I am about to do something drastic. I'm not sure what, but I have begun making grand statements to my Beloved and contemplating even more impossible things in my own mind. Fortunately for both he and I, I do not have the funding available at this time, nor do I have a very focused idea what drastic measures I am going to take.
Some of my thoughts have been, in no particular order:
- I'm going to take the GRE
- I am going to dye my hair
- I think I should go on a week long retreat at someplace that has a vow of silence
- I might look cute if I got my nose pierced
- I should run for a city office
- It might be fun to be on a game show
- I am going to go to law school, in which case I should take the LSAT, not the GRE
- I am going to take the LSAT
- I've always wanted to learn to knit
- I've always thought being a dental hygienist would be neat, and I bet I could get my teeth all capped at a serious discount
When I have shared some of these with my Beloved he does something so irritating I genuinely want to punch him in the nose. He is supportive, sweet, and understanding. He begins telling me things like, "You should go to grad school honey! The GRE is a great idea." or "You have some definite leadership skills, what kind of city office?" Sometimes he proceeds to talk about costs and ways we could pay for tuition, or really practical things, like "If you went on a retreat I'm sure we could figure out something with the kids, if you want to do it, we'll figure it out!" Who is this guy?
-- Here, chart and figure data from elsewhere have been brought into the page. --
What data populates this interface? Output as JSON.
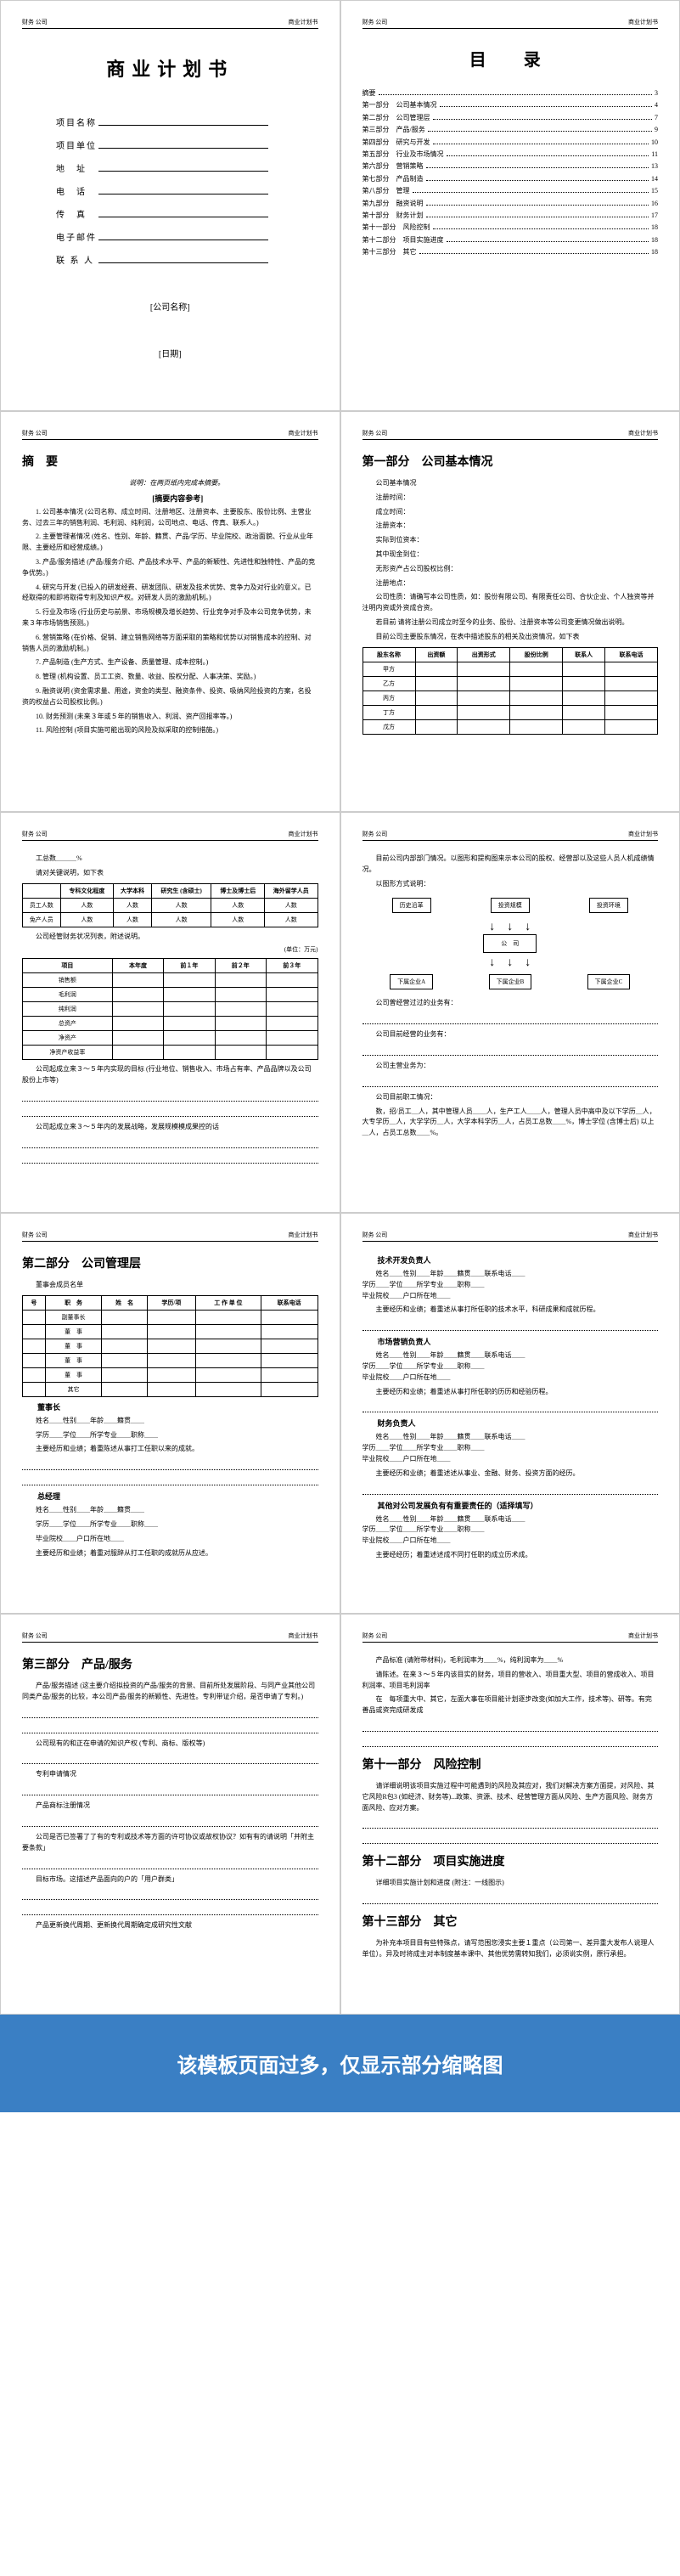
{
  "header": {
    "left": "财务 公司",
    "right": "商业计划书"
  },
  "p1": {
    "title": "商业计划书",
    "fields": [
      "项目名称",
      "项目单位",
      "地　址",
      "电　话",
      "传　真",
      "电子邮件",
      "联 系 人"
    ],
    "company": "[公司名称]",
    "date": "[日期]"
  },
  "p2": {
    "title": "目　录",
    "items": [
      {
        "t": "摘要",
        "p": "3"
      },
      {
        "t": "第一部分　公司基本情况",
        "p": "4"
      },
      {
        "t": "第二部分　公司管理层",
        "p": "7"
      },
      {
        "t": "第三部分　产品/服务",
        "p": "9"
      },
      {
        "t": "第四部分　研究与开发",
        "p": "10"
      },
      {
        "t": "第五部分　行业及市场情况",
        "p": "11"
      },
      {
        "t": "第六部分　营销策略",
        "p": "13"
      },
      {
        "t": "第七部分　产品制造",
        "p": "14"
      },
      {
        "t": "第八部分　管理",
        "p": "15"
      },
      {
        "t": "第九部分　融资说明",
        "p": "16"
      },
      {
        "t": "第十部分　财务计划",
        "p": "17"
      },
      {
        "t": "第十一部分　风险控制",
        "p": "18"
      },
      {
        "t": "第十二部分　项目实施进度",
        "p": "18"
      },
      {
        "t": "第十三部分　其它",
        "p": "18"
      }
    ]
  },
  "p3": {
    "title": "摘　要",
    "note": "说明：在两页纸内完成本摘要。",
    "ref": "[摘要内容参考]",
    "items": [
      "1. 公司基本情况 (公司名称、成立时间、注册地区、注册资本、主要股东、股份比例、主营业务、过去三年的销售利润、毛利润、纯利润，公司地点、电话、传真、联系人。)",
      "2. 主要管理者情况 (姓名、性别、年龄、籍贯、产品/学历、毕业院校、政治面貌、行业从业年限、主要经历和经营成绩。)",
      "3. 产品/服务描述 (产品/服务介绍、产品技术水平、产品的新颖性、先进性和独特性、产品的竞争优势。)",
      "4. 研究与开发 (已投入的研发经费、研发团队、研发及技术优势、竞争力及对行业的意义。已经取得的和即将取得专利及知识产权。对研发人员的激励机制。)",
      "5. 行业及市场 (行业历史与前景、市场规模及增长趋势、行业竞争对手及本公司竞争优势，未来３年市场销售预测。)",
      "6. 营销策略 (在价格、促销、建立销售网络等方面采取的策略和优势以对销售成本的控制、对销售人员的激励机制。)",
      "7. 产品制造 (生产方式、生产设备、质量管理、成本控制。)",
      "8. 管理 (机构设置、员工工资、数量、收益、股权分配、人事决策、奖励。)",
      "9. 融资说明 (资金需求量、用途，资金的类型、融资条件、投资、吸纳风险投资的方案，名投资的权益占公司股权比例。)",
      "10. 财务预测 (未来３年或５年的销售收入、利润、资产回报率等。)",
      "11. 风险控制 (项目实施可能出现的风险及拟采取的控制措施。)"
    ]
  },
  "p4": {
    "title": "第一部分　公司基本情况",
    "fields": [
      "公司基本情况",
      "注册时间：",
      "成立时间：",
      "注册资本：",
      "实际到位资本：",
      "其中现金到位：",
      "无形资产占公司股权比例：",
      "注册地点："
    ],
    "note": "公司性质：请确写本公司性质，如：股份有限公司、有限责任公司、合伙企业、个人独资等并注明内资或外资成合资。",
    "note2": "若目前 请将注册公司成立时至今的业务、股份、注册资本等公司变更情况做出说明。",
    "tableTitle": "目前公司主要股东情况，在表中描述股东的相关及出资情况，如下表",
    "tableHeaders": [
      "股东名称",
      "出资额",
      "出资形式",
      "股份比例",
      "联系人",
      "联系电话"
    ],
    "tableRows": [
      "甲方",
      "乙方",
      "丙方",
      "丁方",
      "戊方"
    ]
  },
  "p5": {
    "employee": "工总数",
    "note": "请对关键说明，如下表",
    "t1Headers": [
      "",
      "专科文化程度",
      "大学本科",
      "研究生 (含硕士)",
      "博士及博士后",
      "海外留学人员"
    ],
    "t1Rows": [
      "员工人数",
      "免产人员"
    ],
    "note2": "公司经管财务状况列表，附述说明。",
    "unit": "(单位：万元)",
    "t2Headers": [
      "项目",
      "本年度",
      "前１年",
      "前２年",
      "前３年"
    ],
    "t2Rows": [
      "销售额",
      "毛利润",
      "纯利润",
      "总资产",
      "净资产",
      "净资产收益率"
    ],
    "note3": "公司起成立来３～５年内实现的目标 (行业地位、销售收入、市场占有率、产品品牌以及公司股份上市等)"
  },
  "p6": {
    "t1": "目前公司内部部门情况。以图形和提构图来示本公司的股权、经营部以及这些人员人机成绩情况。",
    "t2": "公司曾经营过过的业务有：",
    "t3": "公司目前经营的业务有：",
    "t4": "公司主营业务为：",
    "t5": "公司目前职工情况：",
    "staff": "数，招/员工＿人，其中管理人员＿＿人，生产工人＿＿人，管理人员中高中及以下学历＿人，大专学历＿人，大学学历＿人，大学本科学历＿人，占员工总数＿＿%，博士学位 (含博士后) 以上＿人，占员工总数＿＿%。",
    "diagram": {
      "top": [
        "历史沿革",
        "投资规模",
        "投资环境"
      ],
      "mid": "公　司",
      "bot": [
        "下属企业A",
        "下属企业B",
        "下属企业C"
      ]
    }
  },
  "p7": {
    "title": "第二部分　公司管理层",
    "note": "董事会成员名单",
    "tHeaders": [
      "号",
      "职　务",
      "姓　名",
      "学历/项",
      "工 作 单 位",
      "联系电话"
    ],
    "tRows": [
      "副董事长",
      "董　事",
      "董　事",
      "董　事",
      "董　事",
      "其它"
    ],
    "role1": "董事长",
    "fields1": [
      "姓名＿＿性别＿＿年龄＿＿籍贯＿＿",
      "学历＿＿学位＿＿所学专业＿＿职称＿＿"
    ],
    "note1": "主要经历和业绩；着重陈述从事打工任职以来的成就。",
    "role2": "总经理",
    "fields2": [
      "姓名＿＿性别＿＿年龄＿＿籍贯＿＿",
      "学历＿＿学位＿＿所学专业＿＿职称＿＿",
      "毕业院校＿＿户口所在地＿＿"
    ],
    "note2": "主要经历和业绩；着重对服辞从打工任职的成就历从应述。"
  },
  "p8": {
    "role1": "技术开发负责人",
    "fields": "姓名＿＿性别＿＿年龄＿＿籍贯＿＿联系电话＿＿\n学历＿＿学位＿＿所学专业＿＿职称＿＿\n毕业院校＿＿户口所在地＿＿",
    "note1": "主要经历和业绩；着重述从事打所任职的技术水平，科研成果和成就历程。",
    "role2": "市场营销负责人",
    "note2": "主要经历和业绩；着重述从事打所任职的历历和经验历程。",
    "role3": "财务负责人",
    "note3": "主要经历和业绩；着重述述从事业、金融、财务、投资方面的经历。",
    "role4": "其他对公司发展负有有重要责任的（适择填写）",
    "note4": "主要经经历；着重述述成不同打任职的成立历术成。"
  },
  "p9": {
    "title": "第三部分　产品/服务",
    "note1": "产品/服务描述 (这主要介绍拟投资的产品/服务的背景、目前所处发展阶段、与同产业其他公司同类产品/服务的比较，本公司产品/服务的新颖性、先进性。专利带证介绍，是否申请了专利。)",
    "note2": "公司现有的和正在申请的知识产权 (专利、商标、版权等)",
    "note3": "专利申请情况",
    "note4": "产品商标注册情况",
    "note5": "公司是否已签署了了有的专利或技术等方面的许可协议或故权协议？如有有的请说明「并附主要条款」",
    "note6": "目标市场。这描述产品面向的户的「用户群类」",
    "note7": "产品更新换代周期、更新换代周期确定成研究性文献"
  },
  "p10": {
    "t1": "产品标准 (请附带材料)，毛利润率为＿＿%，纯利润率为＿＿%",
    "t2": "请陈述。在来３～５年内该目实的财务，项目的营收入、项目重大型、项目的营成收入、项目利润率、项目毛利润率",
    "t3": "在　每项重大中、其它，左面大事在项目能计划逐步改变(如加大工作，技术等)、研等。有完善品或资完成研发成",
    "s1": "第十一部分　风险控制",
    "s1Note": "请详细说明该项目实施过程中可能遇到的风险及其应对，我们对解决方案方面提，对风险、其它风险R包3 (如经济、财务等)...政策、资源、技术、经营管理方面从风险、生产方面风险、财务方面风险、应对方案。",
    "s2": "第十二部分　项目实施进度",
    "s2Note": "详细项目实施计划和进度 (附注：一线图示)",
    "s3": "第十三部分　其它",
    "s3Note": "为补充本项目目有些特殊点，请写范围您浸实主要１重点（公司第一、差异重大发布人说理人单位）。异及时将成主对本制度基本课中、其他优势需转知我们，必须说实例，原行承担。"
  },
  "banner": "该模板页面过多，仅显示部分缩略图"
}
For some reason his support and love regarding my crazy fantasies really takes the wind out of my sails and I get ticked off. At some point, usually after his offer to make a spreadsheet or do a cost/benefit analysis of going back to school I walk away and decide to do nothing.
I choose to stay home, with some serious gray hair sticking out, I don't go on a retreat and take a vow of silence, I don't audition for a game show, I don't get my nose pierced, I don't even make an effort to learn to knit and the worst part is that it's my own lack of inertia that keeps me fantasizing about these things, not doing them. It's certainly not for lack of support.
So I'm not going to do something drastic I guess, at least not today.